Reconciling the psychoanalytical and the reflexive 

How can we reconcile the psychoanalytical and the reflexive? One way is to deny there’s a tension and the work of someone like Ian Craib illustrates how this can be so, excavating reflexivity as a site of fantasy that is itself acted on reflexively. We find the image of a powerful and boundless self intoxicating but sustaining it necessitates reflexivity in defence of this object. Rather than scrutinising our assumption that life should be without disappointment (Craib’s catch all term for the negative emotions which inevitably emerge from our engagements with a recalcitrant reality) we move into the next job, the next partner, the next home in the earnest hope that this time we can elude the mess of life which has followed us up till now. In this case, reflexivity misidentifies itself, mistaking a fallible and constrained capacity to calibrate our becoming in the world for a powerful and boundless capacity to build the life we aspire to. There is no tension between the psychoanalytical and the reflexive because we can’t understand one without the other.

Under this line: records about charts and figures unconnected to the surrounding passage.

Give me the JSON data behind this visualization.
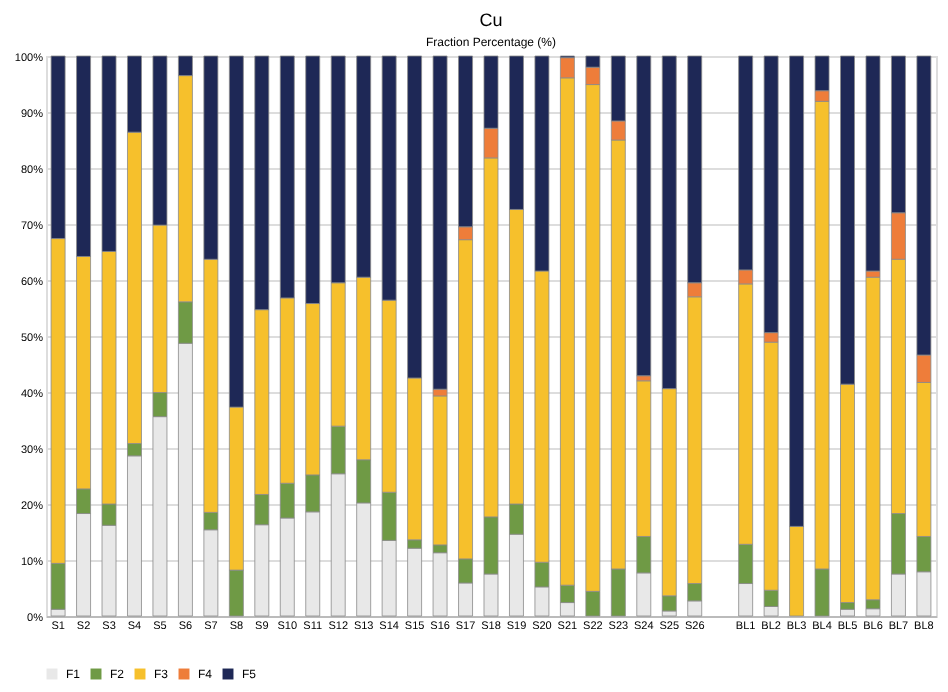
{
  "chart_data": {
    "type": "bar",
    "title": "Cu",
    "subtitle": "Fraction Percentage (%)",
    "stacked": true,
    "categories": [
      "S1",
      "S2",
      "S3",
      "S4",
      "S5",
      "S6",
      "S7",
      "S8",
      "S9",
      "S10",
      "S11",
      "S12",
      "S13",
      "S14",
      "S15",
      "S16",
      "S17",
      "S18",
      "S19",
      "S20",
      "S21",
      "S22",
      "S23",
      "S24",
      "S25",
      "S26",
      null,
      "BL1",
      "BL2",
      "BL3",
      "BL4",
      "BL5",
      "BL6",
      "BL7",
      "BL8"
    ],
    "series": [
      {
        "name": "F1",
        "color": "#e8e8e8",
        "values": [
          1.2,
          18.3,
          16.2,
          28.6,
          35.6,
          48.7,
          15.4,
          null,
          16.3,
          17.5,
          18.6,
          25.4,
          20.2,
          13.5,
          12.1,
          11.3,
          5.9,
          7.5,
          14.6,
          5.2,
          2.4,
          null,
          null,
          7.7,
          0.9,
          2.7,
          null,
          5.8,
          1.7,
          null,
          null,
          1.2,
          1.3,
          7.5,
          7.9
        ]
      },
      {
        "name": "F2",
        "color": "#6f9a45",
        "values": [
          8.2,
          4.4,
          3.8,
          2.2,
          4.3,
          7.4,
          3.1,
          8.2,
          5.4,
          6.2,
          6.6,
          8.5,
          7.7,
          8.6,
          1.5,
          1.4,
          4.3,
          10.2,
          5.4,
          4.4,
          3.1,
          4.4,
          8.4,
          6.5,
          2.7,
          3.1,
          null,
          7.0,
          2.9,
          null,
          8.4,
          1.2,
          1.6,
          10.8,
          6.3
        ]
      },
      {
        "name": "F3",
        "color": "#f6c02c",
        "values": [
          58.0,
          41.5,
          45.1,
          55.6,
          29.9,
          40.4,
          45.2,
          29.1,
          33.0,
          33.1,
          30.6,
          25.6,
          32.6,
          34.3,
          28.9,
          26.6,
          57.0,
          64.1,
          52.6,
          52.0,
          90.6,
          90.5,
          76.6,
          27.8,
          37.0,
          51.2,
          null,
          46.5,
          44.3,
          16.0,
          83.5,
          39.0,
          57.6,
          45.4,
          27.5
        ]
      },
      {
        "name": "F4",
        "color": "#ee7d3a",
        "values": [
          null,
          null,
          null,
          null,
          null,
          null,
          null,
          null,
          null,
          null,
          null,
          null,
          null,
          null,
          null,
          1.2,
          2.3,
          5.3,
          null,
          null,
          3.6,
          3.1,
          3.4,
          0.9,
          null,
          2.5,
          null,
          2.5,
          1.7,
          null,
          1.9,
          null,
          1.1,
          8.3,
          4.9
        ]
      },
      {
        "name": "F5",
        "color": "#1e2856",
        "values": [
          32.6,
          35.8,
          34.9,
          13.6,
          30.2,
          3.5,
          36.3,
          62.7,
          45.3,
          43.2,
          44.2,
          40.5,
          39.5,
          43.6,
          57.5,
          59.5,
          30.5,
          12.9,
          27.4,
          38.4,
          0.3,
          2.0,
          11.6,
          57.1,
          59.4,
          40.5,
          null,
          38.2,
          49.4,
          84.0,
          6.2,
          58.6,
          38.4,
          28.0,
          53.4
        ]
      }
    ],
    "ylim": [
      0,
      100
    ],
    "yticks": [
      {
        "value": 0,
        "label": "0%"
      },
      {
        "value": 10,
        "label": "10%"
      },
      {
        "value": 20,
        "label": "20%"
      },
      {
        "value": 30,
        "label": "30%"
      },
      {
        "value": 40,
        "label": "40%"
      },
      {
        "value": 50,
        "label": "50%"
      },
      {
        "value": 60,
        "label": "60%"
      },
      {
        "value": 70,
        "label": "70%"
      },
      {
        "value": 80,
        "label": "80%"
      },
      {
        "value": 90,
        "label": "90%"
      },
      {
        "value": 100,
        "label": "100%"
      }
    ],
    "grid": "y",
    "legend": "bottom"
  }
}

However what about our super ego? What about injunction we feel to behave a certain way and meet specific standards? I think someone like Adam Phillips can be read in a similar way to Craib, concerned with the space of freedom which is closed down through our misidentification of these demands; a freedom which can only be embraced by recognising our own limitations. But  what about the pleasure we find in subordinating ourselves to these injunctions? This is something Žižek discusses on pg 195-196 of Like A Thief In Broad Daylight:

This, then, is what makes millions of us seek refuge in our opiums: not just new poverty and lack of prospects, but unbearable superego pressure in its two aspects –the pressure to succeed professionally and the pressure to enjoy life fully in all its intensity. Perhaps this second aspect is even more unsettling: what remains of our life when our retreat into private pleasure itself becomes the stuff of brutal injunction?

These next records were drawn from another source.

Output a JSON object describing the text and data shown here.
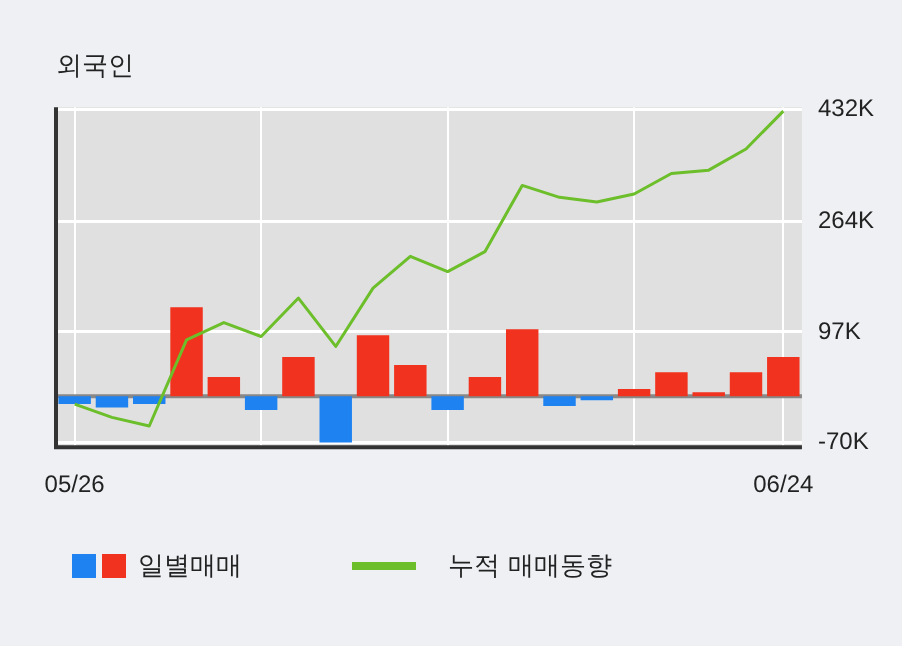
{
  "chart_data": {
    "type": "bar",
    "title": "외국인",
    "categories": [
      "05/26",
      null,
      null,
      null,
      null,
      null,
      null,
      null,
      null,
      null,
      null,
      null,
      null,
      null,
      null,
      null,
      null,
      null,
      null,
      "06/24"
    ],
    "series": [
      {
        "name": "일별매매",
        "colors": [
          "#1e82f0",
          "#1e82f0",
          "#1e82f0",
          "#f0321e",
          "#f0321e",
          "#1e82f0",
          "#f0321e",
          "#1e82f0",
          "#f0321e",
          "#f0321e",
          "#1e82f0",
          "#f0321e",
          "#f0321e",
          "#1e82f0",
          "#1e82f0",
          "#f0321e",
          "#f0321e",
          "#f0321e",
          "#f0321e",
          "#f0321e"
        ],
        "values": [
          -12,
          -17,
          -12,
          134,
          29,
          -21,
          59,
          -70,
          92,
          47,
          -21,
          29,
          101,
          -15,
          -6,
          11,
          36,
          6,
          36,
          59
        ]
      },
      {
        "name": "누적 매매동향",
        "type": "line",
        "color": "#6cbf2a",
        "values": [
          -12,
          -32,
          -45,
          85,
          111,
          90,
          148,
          75,
          163,
          211,
          188,
          218,
          318,
          300,
          293,
          305,
          336,
          341,
          373,
          430
        ]
      }
    ],
    "ylim": [
      -77,
      436
    ],
    "yticks": [
      {
        "value": 432,
        "label": "432K"
      },
      {
        "value": 264,
        "label": "264K"
      },
      {
        "value": 97,
        "label": "97K"
      },
      {
        "value": -70,
        "label": "-70K"
      }
    ],
    "grid": true,
    "legend": "bottom",
    "marker": "none"
  }
}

From a realist perspective on reflexivity (Archer, Donati, Sayer et al) these pressures arise from our concerns. It’s because facets of our world matter to us, unavoidably moving us to action, that the question of which action becomes so thorny and difficult. This pressure comes from a relation of concern to the world, even if this is inflected through the cultural coding which is situationally available to us. However for a figure like Žižek this would seem like an escape from the real issue, a lofty rationalisation which obscures the obsene core of ‘what matters to us’ . Even if we see ‘servitude to a cause’ (a phrase he uses later in the book) as a psychoanalytical reading of a reflexive commitment, there nonetheless seems to be a profound tension here.

Can these perspectives be reconciled? Is it possible to accept the existence of cultural injunctions which capture us on a psychic level while recognising the capacities of agents to (fallibly!) calibrate the relationship between themselves and their world? I suspect is isn’t and I’m not sure what this means for my broader interest in recognising the reflexive and the psychoanalytical.